Debt instruments are much less volatile with the capital being more or less assured, but give lower returns. It is always advisable to have at least 20% of the portfolio in debt instruments. Gold is another interesting investment avenue, especially since it is regarded as a safe haven in times of distress. Having around 5-10% of one’s portfolio in gold is advisable. However, given the current scenario, we would suggest that one purchase physical gold only for essential requirements, such as marriages, etc,, and invest in it through ETFs/mutual funds to diversify — this is especially true if the majority of one’s investments are in equities.

One needs to choose an investment plan that has the highest potential for growth at as low risk as possible. It is advisable to invest in mutual funds through Systematic Investment Plans (SIP).
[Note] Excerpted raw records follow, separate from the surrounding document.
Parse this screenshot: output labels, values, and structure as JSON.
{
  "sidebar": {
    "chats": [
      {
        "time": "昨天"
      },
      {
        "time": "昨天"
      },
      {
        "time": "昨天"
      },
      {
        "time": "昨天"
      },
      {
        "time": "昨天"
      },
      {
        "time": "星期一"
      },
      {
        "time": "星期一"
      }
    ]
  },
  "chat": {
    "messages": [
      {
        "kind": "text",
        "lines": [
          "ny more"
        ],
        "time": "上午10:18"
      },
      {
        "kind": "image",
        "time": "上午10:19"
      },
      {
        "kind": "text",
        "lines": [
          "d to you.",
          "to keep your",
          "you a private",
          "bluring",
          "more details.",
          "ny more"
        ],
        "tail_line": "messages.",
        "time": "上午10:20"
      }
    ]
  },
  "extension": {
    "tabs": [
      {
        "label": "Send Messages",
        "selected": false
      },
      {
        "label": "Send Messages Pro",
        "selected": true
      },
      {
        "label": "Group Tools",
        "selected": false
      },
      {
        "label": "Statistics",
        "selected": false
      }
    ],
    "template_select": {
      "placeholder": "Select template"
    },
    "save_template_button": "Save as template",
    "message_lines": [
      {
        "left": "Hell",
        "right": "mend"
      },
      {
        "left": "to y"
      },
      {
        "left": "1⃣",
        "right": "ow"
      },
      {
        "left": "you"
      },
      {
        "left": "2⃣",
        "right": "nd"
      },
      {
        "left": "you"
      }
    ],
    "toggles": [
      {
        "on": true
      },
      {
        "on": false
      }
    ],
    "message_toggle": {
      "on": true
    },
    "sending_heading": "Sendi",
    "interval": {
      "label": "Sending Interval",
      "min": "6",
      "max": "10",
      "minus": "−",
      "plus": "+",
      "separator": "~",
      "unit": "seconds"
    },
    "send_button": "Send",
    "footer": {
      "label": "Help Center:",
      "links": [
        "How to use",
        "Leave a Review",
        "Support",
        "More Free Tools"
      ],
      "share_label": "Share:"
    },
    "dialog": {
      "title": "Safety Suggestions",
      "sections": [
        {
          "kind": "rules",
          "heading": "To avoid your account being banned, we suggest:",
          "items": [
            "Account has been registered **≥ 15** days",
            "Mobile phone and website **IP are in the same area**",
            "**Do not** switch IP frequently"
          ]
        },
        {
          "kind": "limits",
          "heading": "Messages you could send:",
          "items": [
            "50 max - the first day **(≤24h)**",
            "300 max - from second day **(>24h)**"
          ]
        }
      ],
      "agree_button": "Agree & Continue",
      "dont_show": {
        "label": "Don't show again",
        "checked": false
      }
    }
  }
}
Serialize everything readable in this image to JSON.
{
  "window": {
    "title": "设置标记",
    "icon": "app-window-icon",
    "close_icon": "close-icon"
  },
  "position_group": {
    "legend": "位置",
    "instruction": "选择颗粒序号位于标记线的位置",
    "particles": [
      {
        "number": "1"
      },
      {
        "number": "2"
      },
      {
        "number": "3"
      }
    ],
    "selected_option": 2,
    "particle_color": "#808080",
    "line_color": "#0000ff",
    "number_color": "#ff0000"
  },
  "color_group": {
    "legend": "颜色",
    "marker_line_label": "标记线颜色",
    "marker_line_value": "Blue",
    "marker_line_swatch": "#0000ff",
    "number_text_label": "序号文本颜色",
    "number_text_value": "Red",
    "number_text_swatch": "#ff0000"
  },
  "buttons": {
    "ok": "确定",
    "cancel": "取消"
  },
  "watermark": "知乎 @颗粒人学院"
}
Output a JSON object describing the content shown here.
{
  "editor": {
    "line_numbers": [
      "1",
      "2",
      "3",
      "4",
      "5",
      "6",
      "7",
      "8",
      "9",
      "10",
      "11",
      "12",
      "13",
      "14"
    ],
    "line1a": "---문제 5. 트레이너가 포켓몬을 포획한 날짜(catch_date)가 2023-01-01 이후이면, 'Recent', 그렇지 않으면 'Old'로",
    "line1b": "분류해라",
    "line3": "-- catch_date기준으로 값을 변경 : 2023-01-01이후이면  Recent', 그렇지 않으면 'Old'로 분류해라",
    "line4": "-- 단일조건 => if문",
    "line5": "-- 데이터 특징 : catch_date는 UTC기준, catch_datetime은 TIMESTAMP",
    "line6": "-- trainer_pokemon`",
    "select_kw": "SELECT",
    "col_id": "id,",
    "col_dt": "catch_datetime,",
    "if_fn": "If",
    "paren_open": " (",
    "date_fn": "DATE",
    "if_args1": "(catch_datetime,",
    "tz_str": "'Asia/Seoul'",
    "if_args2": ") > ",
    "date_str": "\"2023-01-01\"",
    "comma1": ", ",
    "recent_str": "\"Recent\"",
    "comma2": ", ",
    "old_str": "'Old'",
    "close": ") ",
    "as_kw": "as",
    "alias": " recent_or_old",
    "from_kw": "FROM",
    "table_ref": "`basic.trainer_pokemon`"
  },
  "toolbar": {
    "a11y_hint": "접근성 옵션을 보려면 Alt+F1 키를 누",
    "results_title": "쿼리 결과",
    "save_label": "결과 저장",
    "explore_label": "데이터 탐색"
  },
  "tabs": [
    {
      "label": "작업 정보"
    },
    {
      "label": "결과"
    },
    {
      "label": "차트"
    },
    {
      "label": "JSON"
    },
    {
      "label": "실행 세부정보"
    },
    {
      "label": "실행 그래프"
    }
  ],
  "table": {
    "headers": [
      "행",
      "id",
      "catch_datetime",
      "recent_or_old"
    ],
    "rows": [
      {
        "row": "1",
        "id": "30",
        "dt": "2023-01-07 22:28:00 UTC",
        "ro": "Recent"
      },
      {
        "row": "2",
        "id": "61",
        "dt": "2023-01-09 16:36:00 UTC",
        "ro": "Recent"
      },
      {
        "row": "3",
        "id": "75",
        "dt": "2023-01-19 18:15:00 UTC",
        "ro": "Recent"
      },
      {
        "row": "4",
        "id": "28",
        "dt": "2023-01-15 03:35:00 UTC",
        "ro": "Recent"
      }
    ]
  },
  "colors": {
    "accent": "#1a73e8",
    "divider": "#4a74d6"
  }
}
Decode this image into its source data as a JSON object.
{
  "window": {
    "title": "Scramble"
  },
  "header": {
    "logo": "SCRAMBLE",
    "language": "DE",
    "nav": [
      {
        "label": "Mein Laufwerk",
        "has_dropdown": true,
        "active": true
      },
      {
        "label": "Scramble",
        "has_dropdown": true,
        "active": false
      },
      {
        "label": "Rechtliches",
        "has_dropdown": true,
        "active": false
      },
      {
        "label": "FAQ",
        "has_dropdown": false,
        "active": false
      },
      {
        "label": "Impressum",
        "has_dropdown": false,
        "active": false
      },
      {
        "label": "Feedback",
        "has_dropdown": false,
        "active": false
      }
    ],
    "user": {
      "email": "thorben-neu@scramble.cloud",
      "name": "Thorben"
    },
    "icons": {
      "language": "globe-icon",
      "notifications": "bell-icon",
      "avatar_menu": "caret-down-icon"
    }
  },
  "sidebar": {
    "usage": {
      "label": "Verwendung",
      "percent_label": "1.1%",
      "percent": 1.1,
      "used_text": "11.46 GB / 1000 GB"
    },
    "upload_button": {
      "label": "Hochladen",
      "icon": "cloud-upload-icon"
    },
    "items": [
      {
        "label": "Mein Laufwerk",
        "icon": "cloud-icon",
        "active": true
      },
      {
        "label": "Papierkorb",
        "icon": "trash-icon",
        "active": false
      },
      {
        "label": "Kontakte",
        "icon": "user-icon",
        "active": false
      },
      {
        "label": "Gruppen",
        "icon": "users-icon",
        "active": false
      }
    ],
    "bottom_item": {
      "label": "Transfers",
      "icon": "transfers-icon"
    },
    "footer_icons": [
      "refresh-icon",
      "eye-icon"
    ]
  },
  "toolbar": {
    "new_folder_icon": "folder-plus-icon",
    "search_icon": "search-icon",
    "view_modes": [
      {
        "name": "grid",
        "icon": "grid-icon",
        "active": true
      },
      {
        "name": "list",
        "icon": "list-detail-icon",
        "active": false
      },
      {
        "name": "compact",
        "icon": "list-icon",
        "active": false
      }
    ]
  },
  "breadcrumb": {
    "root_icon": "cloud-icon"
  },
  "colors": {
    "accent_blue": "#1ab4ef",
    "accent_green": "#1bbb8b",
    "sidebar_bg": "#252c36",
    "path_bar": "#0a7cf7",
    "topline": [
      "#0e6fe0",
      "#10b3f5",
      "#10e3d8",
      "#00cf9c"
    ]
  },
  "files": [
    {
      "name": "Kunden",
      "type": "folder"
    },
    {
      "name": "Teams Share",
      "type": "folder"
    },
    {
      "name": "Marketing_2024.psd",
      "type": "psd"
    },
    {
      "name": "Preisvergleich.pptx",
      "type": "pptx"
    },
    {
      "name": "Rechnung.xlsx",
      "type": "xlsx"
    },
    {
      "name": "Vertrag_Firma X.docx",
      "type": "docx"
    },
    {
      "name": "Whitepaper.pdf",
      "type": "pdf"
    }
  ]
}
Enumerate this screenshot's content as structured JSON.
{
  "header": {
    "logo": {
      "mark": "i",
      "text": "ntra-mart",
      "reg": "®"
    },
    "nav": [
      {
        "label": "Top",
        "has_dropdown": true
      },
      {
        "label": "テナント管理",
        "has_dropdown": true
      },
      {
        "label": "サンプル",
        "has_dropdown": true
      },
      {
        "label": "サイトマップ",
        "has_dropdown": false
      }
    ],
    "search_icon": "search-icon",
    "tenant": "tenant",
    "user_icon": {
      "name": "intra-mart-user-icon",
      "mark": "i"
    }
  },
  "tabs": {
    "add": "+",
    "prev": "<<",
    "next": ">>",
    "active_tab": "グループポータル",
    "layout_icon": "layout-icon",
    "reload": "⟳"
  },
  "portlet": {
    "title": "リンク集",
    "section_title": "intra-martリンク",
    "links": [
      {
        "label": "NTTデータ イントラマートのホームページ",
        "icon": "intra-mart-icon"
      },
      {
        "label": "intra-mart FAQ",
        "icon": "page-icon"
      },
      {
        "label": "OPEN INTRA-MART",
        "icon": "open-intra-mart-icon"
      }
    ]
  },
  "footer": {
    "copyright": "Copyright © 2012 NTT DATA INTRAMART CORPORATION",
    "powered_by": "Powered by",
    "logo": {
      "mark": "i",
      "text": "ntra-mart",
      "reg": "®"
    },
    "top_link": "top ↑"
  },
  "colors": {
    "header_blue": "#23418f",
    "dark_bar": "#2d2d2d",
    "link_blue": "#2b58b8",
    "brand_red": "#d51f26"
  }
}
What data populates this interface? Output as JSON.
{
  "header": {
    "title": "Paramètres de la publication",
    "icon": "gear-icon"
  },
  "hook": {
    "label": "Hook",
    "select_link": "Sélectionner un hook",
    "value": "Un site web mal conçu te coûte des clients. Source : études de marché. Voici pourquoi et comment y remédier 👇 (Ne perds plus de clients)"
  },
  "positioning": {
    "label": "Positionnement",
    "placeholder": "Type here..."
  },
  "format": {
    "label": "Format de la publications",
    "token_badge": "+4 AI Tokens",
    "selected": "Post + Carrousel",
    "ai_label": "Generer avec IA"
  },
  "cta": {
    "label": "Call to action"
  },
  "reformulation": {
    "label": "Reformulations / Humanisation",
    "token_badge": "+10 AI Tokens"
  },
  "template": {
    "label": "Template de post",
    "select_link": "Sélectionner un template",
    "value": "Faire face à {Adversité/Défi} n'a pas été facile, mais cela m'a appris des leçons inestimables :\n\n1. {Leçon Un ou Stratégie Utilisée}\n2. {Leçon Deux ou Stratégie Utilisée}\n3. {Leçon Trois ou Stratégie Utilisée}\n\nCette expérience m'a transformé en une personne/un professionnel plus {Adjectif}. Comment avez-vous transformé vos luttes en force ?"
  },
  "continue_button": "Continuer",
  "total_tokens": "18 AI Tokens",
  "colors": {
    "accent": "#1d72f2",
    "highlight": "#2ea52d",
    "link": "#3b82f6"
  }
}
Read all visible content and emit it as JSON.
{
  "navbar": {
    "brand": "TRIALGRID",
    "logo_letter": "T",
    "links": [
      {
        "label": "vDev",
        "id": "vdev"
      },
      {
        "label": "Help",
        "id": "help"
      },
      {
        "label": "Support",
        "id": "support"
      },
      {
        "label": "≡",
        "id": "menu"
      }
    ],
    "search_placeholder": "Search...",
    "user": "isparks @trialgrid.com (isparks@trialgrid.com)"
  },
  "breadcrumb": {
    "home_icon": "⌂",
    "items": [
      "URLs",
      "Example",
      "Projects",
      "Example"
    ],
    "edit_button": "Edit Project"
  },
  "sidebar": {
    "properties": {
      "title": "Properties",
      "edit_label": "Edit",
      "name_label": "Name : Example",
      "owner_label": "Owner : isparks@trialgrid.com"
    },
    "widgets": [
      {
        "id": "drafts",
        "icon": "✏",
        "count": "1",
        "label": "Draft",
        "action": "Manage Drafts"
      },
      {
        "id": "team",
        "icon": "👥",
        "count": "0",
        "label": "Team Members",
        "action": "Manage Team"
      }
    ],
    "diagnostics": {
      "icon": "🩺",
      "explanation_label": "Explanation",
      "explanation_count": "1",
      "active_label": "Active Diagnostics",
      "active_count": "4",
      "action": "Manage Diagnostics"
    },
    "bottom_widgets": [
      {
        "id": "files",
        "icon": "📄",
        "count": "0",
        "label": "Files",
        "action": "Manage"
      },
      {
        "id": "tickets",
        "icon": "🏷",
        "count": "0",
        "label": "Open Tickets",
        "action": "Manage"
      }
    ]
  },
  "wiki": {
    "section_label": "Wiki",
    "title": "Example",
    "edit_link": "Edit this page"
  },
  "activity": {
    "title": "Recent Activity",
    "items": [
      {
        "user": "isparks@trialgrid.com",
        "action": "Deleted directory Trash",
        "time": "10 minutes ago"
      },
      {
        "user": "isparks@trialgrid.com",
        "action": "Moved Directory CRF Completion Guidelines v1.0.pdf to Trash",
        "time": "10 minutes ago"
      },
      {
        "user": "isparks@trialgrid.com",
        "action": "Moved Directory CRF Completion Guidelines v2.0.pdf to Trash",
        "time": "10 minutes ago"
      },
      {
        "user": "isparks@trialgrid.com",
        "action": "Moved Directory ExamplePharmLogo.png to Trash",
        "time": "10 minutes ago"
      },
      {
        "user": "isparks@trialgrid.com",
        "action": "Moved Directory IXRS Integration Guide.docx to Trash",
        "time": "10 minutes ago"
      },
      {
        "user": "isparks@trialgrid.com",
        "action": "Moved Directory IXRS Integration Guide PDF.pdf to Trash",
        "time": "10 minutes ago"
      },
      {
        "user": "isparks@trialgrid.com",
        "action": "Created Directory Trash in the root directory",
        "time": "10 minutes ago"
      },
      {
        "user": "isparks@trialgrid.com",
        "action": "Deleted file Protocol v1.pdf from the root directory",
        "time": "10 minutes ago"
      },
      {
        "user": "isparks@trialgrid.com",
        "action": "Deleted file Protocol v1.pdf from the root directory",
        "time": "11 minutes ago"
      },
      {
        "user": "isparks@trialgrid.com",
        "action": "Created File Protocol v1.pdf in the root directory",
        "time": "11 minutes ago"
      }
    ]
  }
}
Since SIPs ensure that one doesn’t need to time the market, the investment takes place each month irrespective of the market condition. Individuals can benefits from both an up-market and down-market. It is advisable to remain invested through SIPs for as long as possible, as investors can then benefit from the power of compounding.

One can also set up a trust to ensure that your child is taken care of — for example, if you want to leave R5 crore to your daughter, but are worried that she will spend most of it in a few years, you can leave this money to a trust with instructions on disbursing it.

The R5 crore can be invested and the interest paid each year into her account to take care of her education, etc., and once certain criterion are met (such as graduating from college, working for a certain number of years, etc.) the principal amount can be given to her. In such a case, a trust works in safeguarding your assets till you expect your child to be ready to handle the money.